Essentially, the allegation is that OpenAI intentionally trained the model with more synthetic data than real-world facts and figures to avoid using copyrighted data scraped from websites and other repositories it doesn’t own or have a license to use, which is something it and many other leading AI companies have faced accusations of in the past, leading to ongoing lawsuits.
Others speculated OpenAI might have trained the model primarily on synthetic data to avoid safety and security issues, resulting in a decrease in quality compared to if it had been trained on more real-world (and presumably copyrighted) data.
Concerning third-party benchmark results
Furthermore, evaluating the models on third-party benchmarking tests has revealed concerning metrics in the eyes of some users.
SpeechMap — which assesses the performance of LLMs in complying with user prompts to generate disallowed, biased, or politically sensitive outputs — indicated compliance scores for gpt-oss 120B hovering under 40%, near the bottom of peer open models, suggesting resistance to follow user requests and defaulting to guardrails, potentially at the expense of delivering accurate information.
In Aider’s Polyglot evaluation, gpt-oss-120B scored merely 41.8% in multilingual reasoning—far below competitors like Kimi-K2 (59.1%) and DeepSeek-R1 (56.9%).

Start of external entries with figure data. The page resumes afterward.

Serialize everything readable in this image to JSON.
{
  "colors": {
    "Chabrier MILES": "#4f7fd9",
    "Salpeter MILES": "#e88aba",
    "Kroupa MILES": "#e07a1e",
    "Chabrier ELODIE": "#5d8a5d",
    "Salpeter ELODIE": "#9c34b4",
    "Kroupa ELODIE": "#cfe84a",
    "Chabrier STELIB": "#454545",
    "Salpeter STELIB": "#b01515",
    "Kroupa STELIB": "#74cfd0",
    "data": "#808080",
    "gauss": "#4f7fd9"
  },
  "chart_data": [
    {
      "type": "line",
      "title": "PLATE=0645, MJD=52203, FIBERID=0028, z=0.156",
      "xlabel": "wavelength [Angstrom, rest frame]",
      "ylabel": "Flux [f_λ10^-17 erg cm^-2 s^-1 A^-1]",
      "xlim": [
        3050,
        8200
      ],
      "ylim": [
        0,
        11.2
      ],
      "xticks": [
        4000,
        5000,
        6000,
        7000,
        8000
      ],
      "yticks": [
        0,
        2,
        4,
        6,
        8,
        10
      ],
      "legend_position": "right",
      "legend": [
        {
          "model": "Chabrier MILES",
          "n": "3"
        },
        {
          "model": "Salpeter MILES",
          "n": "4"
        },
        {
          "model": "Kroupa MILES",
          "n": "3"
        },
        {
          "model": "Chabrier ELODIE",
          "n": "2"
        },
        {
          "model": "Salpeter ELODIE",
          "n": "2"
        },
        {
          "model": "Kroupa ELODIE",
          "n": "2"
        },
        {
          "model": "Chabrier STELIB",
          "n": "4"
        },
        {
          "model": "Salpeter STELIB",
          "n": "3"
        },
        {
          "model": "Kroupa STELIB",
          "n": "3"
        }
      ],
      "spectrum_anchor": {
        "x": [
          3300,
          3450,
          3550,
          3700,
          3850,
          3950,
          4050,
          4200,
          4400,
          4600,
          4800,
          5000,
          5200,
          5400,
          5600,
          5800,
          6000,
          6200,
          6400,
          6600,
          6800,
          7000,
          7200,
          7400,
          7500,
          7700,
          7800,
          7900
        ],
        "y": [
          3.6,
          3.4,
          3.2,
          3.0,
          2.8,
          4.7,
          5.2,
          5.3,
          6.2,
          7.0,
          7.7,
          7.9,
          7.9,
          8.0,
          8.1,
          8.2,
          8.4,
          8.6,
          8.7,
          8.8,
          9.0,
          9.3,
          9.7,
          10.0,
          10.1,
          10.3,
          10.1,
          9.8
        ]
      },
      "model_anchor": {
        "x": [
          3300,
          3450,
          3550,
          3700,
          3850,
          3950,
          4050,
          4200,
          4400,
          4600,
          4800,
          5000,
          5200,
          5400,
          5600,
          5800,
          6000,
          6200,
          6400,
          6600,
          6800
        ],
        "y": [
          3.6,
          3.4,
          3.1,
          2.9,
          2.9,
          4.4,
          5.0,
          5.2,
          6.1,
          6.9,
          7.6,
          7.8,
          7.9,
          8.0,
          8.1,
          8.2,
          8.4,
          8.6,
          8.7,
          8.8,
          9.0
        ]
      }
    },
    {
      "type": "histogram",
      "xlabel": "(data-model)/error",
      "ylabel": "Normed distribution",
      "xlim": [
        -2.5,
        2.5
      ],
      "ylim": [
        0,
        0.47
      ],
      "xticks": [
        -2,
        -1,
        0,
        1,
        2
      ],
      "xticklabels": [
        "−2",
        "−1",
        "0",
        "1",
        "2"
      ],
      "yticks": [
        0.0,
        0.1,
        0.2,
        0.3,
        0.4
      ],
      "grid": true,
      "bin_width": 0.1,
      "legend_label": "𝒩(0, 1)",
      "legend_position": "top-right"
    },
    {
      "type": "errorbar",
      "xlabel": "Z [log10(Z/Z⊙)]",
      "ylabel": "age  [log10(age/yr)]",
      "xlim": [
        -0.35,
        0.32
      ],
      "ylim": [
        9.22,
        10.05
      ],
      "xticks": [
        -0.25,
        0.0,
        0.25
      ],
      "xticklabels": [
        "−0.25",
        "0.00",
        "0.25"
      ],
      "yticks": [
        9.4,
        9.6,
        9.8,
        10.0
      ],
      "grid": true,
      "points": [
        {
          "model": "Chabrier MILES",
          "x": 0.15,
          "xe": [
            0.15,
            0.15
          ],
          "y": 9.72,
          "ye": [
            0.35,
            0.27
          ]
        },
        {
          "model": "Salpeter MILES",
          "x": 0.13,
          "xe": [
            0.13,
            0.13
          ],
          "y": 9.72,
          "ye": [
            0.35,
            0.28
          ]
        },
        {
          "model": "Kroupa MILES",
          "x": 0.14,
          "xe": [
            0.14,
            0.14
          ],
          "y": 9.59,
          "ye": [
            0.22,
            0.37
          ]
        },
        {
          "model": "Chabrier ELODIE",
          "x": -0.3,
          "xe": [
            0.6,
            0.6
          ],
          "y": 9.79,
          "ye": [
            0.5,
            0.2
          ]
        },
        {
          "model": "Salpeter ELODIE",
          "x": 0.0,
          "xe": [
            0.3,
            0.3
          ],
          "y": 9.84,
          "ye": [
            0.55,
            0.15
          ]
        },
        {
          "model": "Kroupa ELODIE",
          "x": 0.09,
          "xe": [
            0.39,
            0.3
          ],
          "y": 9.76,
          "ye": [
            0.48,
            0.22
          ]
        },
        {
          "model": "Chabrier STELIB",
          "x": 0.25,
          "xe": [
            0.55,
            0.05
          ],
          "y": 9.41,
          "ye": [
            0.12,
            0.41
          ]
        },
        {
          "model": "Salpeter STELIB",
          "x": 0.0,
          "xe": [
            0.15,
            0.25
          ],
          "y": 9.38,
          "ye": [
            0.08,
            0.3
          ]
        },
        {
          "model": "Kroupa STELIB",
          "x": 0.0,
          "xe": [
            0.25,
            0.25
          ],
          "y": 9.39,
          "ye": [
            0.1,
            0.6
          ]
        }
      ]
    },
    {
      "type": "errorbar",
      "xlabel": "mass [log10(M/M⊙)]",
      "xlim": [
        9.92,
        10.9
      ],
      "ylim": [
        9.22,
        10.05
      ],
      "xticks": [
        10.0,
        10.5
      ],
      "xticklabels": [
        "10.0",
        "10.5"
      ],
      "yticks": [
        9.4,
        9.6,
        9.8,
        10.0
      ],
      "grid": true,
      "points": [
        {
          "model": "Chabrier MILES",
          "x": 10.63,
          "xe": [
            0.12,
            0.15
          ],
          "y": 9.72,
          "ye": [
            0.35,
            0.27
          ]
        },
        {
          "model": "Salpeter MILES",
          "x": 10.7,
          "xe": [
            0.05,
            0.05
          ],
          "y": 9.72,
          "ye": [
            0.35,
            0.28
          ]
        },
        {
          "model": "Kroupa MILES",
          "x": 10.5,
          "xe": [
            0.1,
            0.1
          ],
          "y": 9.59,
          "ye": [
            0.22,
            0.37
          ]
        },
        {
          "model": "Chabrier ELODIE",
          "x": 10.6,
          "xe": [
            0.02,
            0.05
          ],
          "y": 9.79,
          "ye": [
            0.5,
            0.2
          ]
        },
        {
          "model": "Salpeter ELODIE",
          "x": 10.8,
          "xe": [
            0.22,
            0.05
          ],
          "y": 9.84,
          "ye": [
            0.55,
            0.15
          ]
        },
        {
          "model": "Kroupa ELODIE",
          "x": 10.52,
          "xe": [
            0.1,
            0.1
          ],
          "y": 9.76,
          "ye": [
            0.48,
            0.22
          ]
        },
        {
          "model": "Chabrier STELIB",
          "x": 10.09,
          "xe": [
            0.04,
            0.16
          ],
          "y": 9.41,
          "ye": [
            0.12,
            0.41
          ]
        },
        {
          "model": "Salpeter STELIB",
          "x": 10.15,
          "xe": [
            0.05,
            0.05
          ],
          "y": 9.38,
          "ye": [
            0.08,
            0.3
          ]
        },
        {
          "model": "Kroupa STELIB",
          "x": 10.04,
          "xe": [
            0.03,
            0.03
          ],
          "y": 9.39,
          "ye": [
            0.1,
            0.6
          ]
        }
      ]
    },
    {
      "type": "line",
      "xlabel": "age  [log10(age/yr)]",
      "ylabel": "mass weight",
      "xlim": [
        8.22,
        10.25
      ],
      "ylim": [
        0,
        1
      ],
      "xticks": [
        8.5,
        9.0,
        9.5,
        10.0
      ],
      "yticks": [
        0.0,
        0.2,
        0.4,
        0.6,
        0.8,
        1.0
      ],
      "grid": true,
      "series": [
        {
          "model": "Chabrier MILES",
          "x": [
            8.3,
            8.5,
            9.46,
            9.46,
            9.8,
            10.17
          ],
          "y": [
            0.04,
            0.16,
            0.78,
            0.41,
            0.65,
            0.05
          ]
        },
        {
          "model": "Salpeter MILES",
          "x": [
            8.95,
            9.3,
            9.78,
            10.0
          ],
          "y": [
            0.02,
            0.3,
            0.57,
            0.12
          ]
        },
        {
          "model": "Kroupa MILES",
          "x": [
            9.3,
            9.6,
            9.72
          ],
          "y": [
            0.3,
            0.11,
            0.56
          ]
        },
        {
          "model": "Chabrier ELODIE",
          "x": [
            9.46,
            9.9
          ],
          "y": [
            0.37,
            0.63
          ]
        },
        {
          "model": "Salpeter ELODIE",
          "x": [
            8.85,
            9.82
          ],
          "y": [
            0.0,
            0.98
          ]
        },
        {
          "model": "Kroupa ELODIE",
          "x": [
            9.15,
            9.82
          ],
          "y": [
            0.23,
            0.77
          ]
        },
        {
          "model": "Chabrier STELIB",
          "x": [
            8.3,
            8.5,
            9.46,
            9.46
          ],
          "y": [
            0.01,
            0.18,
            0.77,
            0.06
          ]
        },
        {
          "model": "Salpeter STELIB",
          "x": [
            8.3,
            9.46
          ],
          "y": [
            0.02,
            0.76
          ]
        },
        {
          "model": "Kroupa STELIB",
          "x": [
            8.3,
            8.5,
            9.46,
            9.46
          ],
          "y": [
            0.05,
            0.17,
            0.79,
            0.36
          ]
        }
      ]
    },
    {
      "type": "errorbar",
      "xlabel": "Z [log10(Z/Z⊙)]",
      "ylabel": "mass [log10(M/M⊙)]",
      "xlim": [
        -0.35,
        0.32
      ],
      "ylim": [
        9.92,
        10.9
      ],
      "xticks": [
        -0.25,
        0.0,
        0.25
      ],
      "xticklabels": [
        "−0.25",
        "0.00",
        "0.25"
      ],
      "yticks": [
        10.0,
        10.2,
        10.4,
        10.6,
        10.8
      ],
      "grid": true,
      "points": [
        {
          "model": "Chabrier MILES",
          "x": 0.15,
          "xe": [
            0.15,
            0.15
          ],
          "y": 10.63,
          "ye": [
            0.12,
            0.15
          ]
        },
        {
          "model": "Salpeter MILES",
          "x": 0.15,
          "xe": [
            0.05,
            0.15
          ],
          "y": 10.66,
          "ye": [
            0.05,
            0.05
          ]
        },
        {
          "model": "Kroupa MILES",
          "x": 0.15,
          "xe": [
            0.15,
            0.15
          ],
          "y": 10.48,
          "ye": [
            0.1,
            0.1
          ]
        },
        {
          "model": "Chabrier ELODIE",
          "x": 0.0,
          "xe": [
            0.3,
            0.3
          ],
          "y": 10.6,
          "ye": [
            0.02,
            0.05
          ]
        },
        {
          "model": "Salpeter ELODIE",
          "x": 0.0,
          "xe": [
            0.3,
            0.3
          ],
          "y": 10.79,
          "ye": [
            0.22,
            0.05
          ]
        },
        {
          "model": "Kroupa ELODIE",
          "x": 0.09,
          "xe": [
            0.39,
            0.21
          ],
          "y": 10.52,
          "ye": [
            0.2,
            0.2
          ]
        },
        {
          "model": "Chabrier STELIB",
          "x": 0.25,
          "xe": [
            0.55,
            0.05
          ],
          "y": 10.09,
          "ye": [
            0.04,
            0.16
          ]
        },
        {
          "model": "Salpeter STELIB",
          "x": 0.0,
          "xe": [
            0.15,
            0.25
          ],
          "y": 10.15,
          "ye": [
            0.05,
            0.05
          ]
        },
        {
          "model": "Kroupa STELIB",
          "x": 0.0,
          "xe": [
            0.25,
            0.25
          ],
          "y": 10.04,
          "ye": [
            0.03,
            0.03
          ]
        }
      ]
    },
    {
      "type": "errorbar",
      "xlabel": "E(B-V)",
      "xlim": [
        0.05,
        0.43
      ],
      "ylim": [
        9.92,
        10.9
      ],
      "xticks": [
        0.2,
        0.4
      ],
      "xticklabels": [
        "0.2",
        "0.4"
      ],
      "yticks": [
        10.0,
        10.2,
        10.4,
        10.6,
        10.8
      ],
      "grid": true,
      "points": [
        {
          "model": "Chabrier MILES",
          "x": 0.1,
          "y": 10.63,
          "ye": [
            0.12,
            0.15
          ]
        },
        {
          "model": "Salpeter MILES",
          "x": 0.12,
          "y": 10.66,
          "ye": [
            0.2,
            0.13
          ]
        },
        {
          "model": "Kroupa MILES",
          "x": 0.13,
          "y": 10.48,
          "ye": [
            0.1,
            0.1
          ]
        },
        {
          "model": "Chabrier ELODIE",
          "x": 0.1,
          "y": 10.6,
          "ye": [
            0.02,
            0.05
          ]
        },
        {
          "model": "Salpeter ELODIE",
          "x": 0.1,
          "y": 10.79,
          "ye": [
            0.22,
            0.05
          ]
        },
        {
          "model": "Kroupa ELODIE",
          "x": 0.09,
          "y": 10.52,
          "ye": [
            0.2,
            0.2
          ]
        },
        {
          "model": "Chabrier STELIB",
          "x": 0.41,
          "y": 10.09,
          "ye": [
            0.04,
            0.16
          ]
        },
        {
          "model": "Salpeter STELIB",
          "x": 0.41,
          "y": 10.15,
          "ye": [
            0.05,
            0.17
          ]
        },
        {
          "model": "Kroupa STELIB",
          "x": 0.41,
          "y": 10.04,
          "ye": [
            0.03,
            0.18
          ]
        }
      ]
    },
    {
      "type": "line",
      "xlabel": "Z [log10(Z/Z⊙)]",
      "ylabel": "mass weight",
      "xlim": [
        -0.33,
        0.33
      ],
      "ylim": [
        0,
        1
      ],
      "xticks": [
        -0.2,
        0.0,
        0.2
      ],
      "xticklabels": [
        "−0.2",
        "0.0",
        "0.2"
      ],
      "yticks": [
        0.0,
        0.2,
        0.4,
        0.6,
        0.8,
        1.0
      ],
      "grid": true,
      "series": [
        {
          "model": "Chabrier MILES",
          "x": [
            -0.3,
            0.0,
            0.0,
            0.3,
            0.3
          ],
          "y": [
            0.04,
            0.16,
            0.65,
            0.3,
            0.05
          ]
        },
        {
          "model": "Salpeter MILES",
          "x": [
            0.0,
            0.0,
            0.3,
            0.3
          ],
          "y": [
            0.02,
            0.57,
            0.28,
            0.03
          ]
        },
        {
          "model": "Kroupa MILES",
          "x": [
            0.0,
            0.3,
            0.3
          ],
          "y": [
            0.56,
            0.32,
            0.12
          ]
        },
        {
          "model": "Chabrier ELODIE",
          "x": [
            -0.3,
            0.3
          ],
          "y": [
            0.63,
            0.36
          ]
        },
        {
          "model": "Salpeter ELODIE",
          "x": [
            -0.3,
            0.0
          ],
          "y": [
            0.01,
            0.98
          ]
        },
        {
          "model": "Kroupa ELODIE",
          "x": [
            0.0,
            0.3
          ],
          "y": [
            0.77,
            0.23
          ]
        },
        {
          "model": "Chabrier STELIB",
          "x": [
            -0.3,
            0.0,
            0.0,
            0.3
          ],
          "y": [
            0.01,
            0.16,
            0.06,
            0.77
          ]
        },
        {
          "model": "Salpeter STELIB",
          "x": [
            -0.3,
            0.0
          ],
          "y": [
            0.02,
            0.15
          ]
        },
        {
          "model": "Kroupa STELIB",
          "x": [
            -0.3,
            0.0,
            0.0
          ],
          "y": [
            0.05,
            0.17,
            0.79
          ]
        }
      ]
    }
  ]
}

Some users also reported their tests showed the model is oddly resistant to generating criticism of China or Russia, contrasting with its treatment of the US and EU, raising questions about bias and training data filtering.
Other experts have applauded the release and what it signals for U.S. open source AI
Not all commentary is negative, though. Software engineer and dedicated AI observer Simon Willison called the release “really impressive” on X, elaborating in a blog post on the models’ efficiency and their ability to achieve parity with OpenAI’s proprietary o3-mini and o4-mini models.
He praised their strong performance on reasoning and STEM-heavy benchmarks, and commended the new “Harmony” prompt template format — which provides developers more structured terms for guiding model responses — and support for third-party tool use as significant contributions.
In a lengthy X post, Clem Delangue, CEO and co-founder of AI code-sharing and open-source community Hugging Face, encouraged users to avoid rushing to judgment, noting that inference for these models is complex, and early issues could stem from infrastructure instability and insufficient optimization among hosting providers.
“The power of open-source is that there’s no cheating,” Delangue wrote. “We’ll uncover all the strengths and limitations… progressively.”
More cautiously, Wharton School of Business at the University of Pennsylvania professor Ethan Mollick, wrote on X that “The US now likely has the leading open weights models (or close to it)”, but questioned if this is a one-time effort by OpenAI. “The lead will evaporate quickly as others catch up,” he noted, adding that it’s uncertain what incentives OpenAI has to keep the models updated.
Nathan Lambert, a prominent AI researcher at the rival open-source lab Allen Institute for AI (Ai2) and commentator, highlighted the symbolic importance of the release on his blog Interconnects, calling it “a phenomenal step for the open ecosystem, especially for the West and its allies, that the most renowned brand in the AI space has returned to openly releasing models.”
However, he cautioned on X that gpt-oss is “unlikely to significantly slow down [Chinese e-commerce giant Alibaba’s AI team] Qwen,” citing its usability, performance, and diversity.
He argued the release marks an important shift in the U.S. toward open models, but OpenAI still has a “long path back” to catch up in practical terms.
A split verdict
The verdict, for the time being, is divided.
OpenAI’s gpt-oss models are a landmark in terms of licensing and accessibility.
However, while the benchmarks appear solid, the real-world "vibes" — as many users describe it — are proving less compelling.
Whether developers can build robust applications and derivatives on top of gpt-oss will determine whether the release is remembered as a breakthrough or a mere blip.